History of the collection
At the beginning of the First World War, four dead fin whales washed up on the Dutch coast. They had collided with naval mines. Biologist Anton Boudewijn van Deinse (1885 - 1965), biology teacher at Erasmiaans Gymnasium in Rotterdam, got wind of it, went to the coast and collected seven baleen plates between Katwijk and Scheveningen. After this event, Van Deinse devoted the rest of his life to studying whales and other marine mammals.
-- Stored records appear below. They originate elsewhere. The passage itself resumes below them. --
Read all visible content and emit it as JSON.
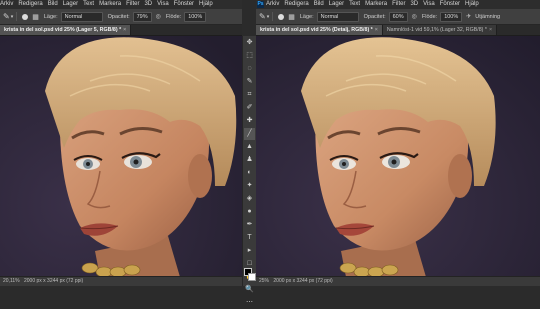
{
  "left": {
    "menu": [
      "Arkiv",
      "Redigera",
      "Bild",
      "Lager",
      "Text",
      "Markera",
      "Filter",
      "3D",
      "Visa",
      "Fönster",
      "Hjälp"
    ],
    "options": {
      "mode_label": "Läge:",
      "mode_value": "Normal",
      "opacity_label": "Opacitet:",
      "opacity_value": "79%",
      "flow_label": "Flöde:",
      "flow_value": "100%"
    },
    "tab": {
      "label": "krista in del sol.psd vid 25% (Lager 5, RGB/8) *",
      "close": "×"
    },
    "status": {
      "zoom": "20,11%",
      "docsize": "2000 px x 3244 px (72 ppi)"
    }
  },
  "right": {
    "app_mark": "Ps",
    "menu": [
      "Arkiv",
      "Redigera",
      "Bild",
      "Lager",
      "Text",
      "Markera",
      "Filter",
      "3D",
      "Visa",
      "Fönster",
      "Hjälp"
    ],
    "options": {
      "mode_label": "Läge:",
      "mode_value": "Normal",
      "opacity_label": "Opacitet:",
      "opacity_value": "60%",
      "flow_label": "Flöde:",
      "flow_value": "100%",
      "smoothing": "Utjämning"
    },
    "tabs": [
      {
        "label": "krista in del sol.psd vid 25% (Detalj, RGB/8) *",
        "close": "×"
      },
      {
        "label": "Namnlöst-1 vid 59,1% (Lager 32, RGB/8) *",
        "close": "×"
      }
    ],
    "status": {
      "zoom": "25%",
      "docsize": "2000 px x 3244 px (72 ppi)"
    }
  },
  "toolbar": {
    "tools": [
      "✥",
      "⬚",
      "◌",
      "✎",
      "⌗",
      "✐",
      "✚",
      "╱",
      "▲",
      "♟",
      "◐",
      "✦",
      "◈",
      "●",
      "✒",
      "T",
      "▸",
      "□",
      "✋",
      "🔍",
      "⋯"
    ]
  },
  "colors": {
    "background": "#2a2536",
    "skin": "#c98d6a",
    "hair": "#c9a474",
    "accent": "#31a8ff"
  }
}
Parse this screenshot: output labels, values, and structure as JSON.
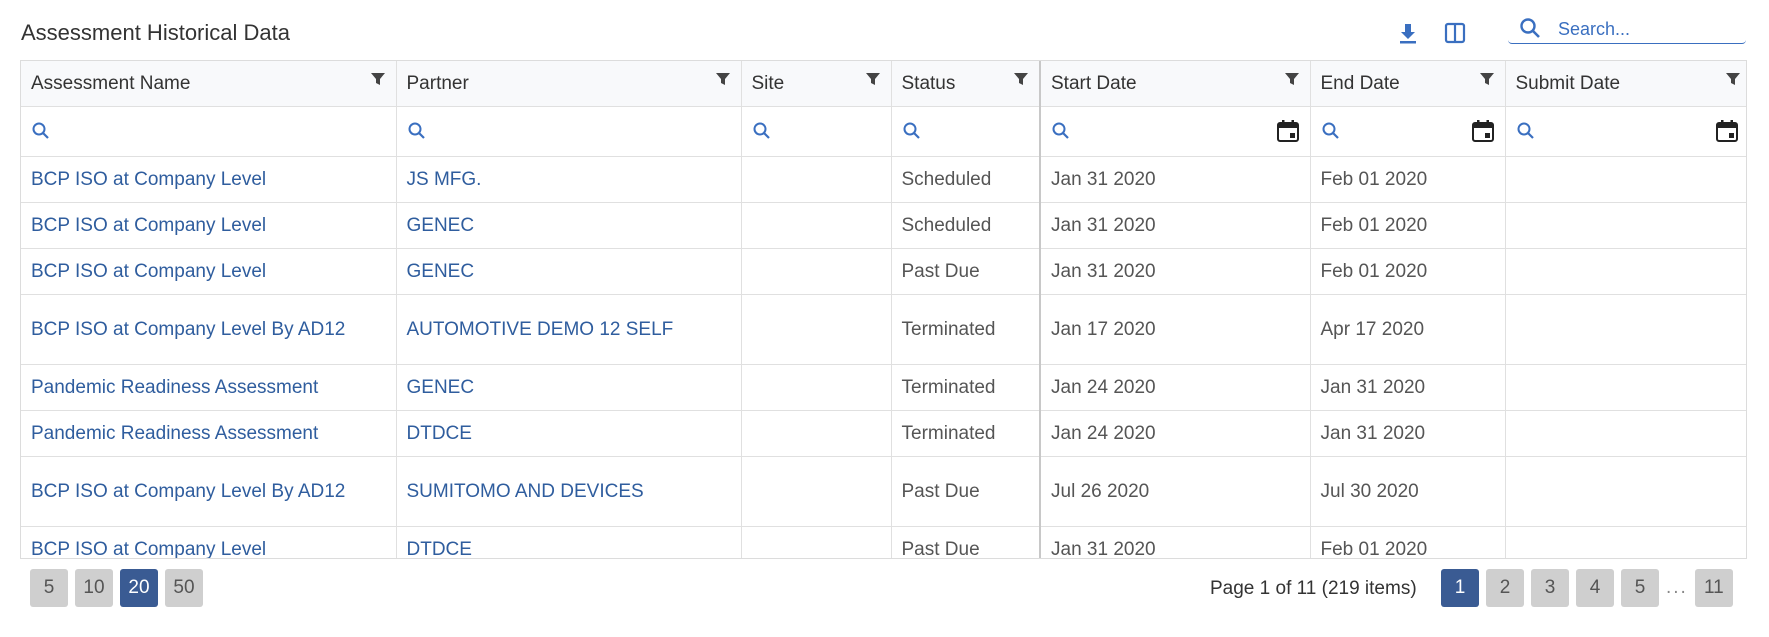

In fifty years, he assembled an impressive natural history collection at Erasmiaans Gymnasium; the so-called ‘Cabinet Van Deinse’. It consisted of skeletal parts of cetaceans and dolphins and all manner of relics of Dutch whaling (the fleshy parts of these animal being preserved in spirit). As a teacher, he also enriched his cabinet with numerous zoological curiosities that he used in his biology lessons.
Van Deinse manufactured his preparations in an inimitable way with iron wire, black lacquered boards, frames and pedestals and labeled everything extensively in his characteristic handwriting or with template letters. After his death, Erasmiaans Gymnasium transferred part of the collection to the Natural History Museum Rotterdam and to Naturalis in Leiden. In 1987 the museum received the remainder of his collection. The Van Deinse collection has been on permanent display since 2000.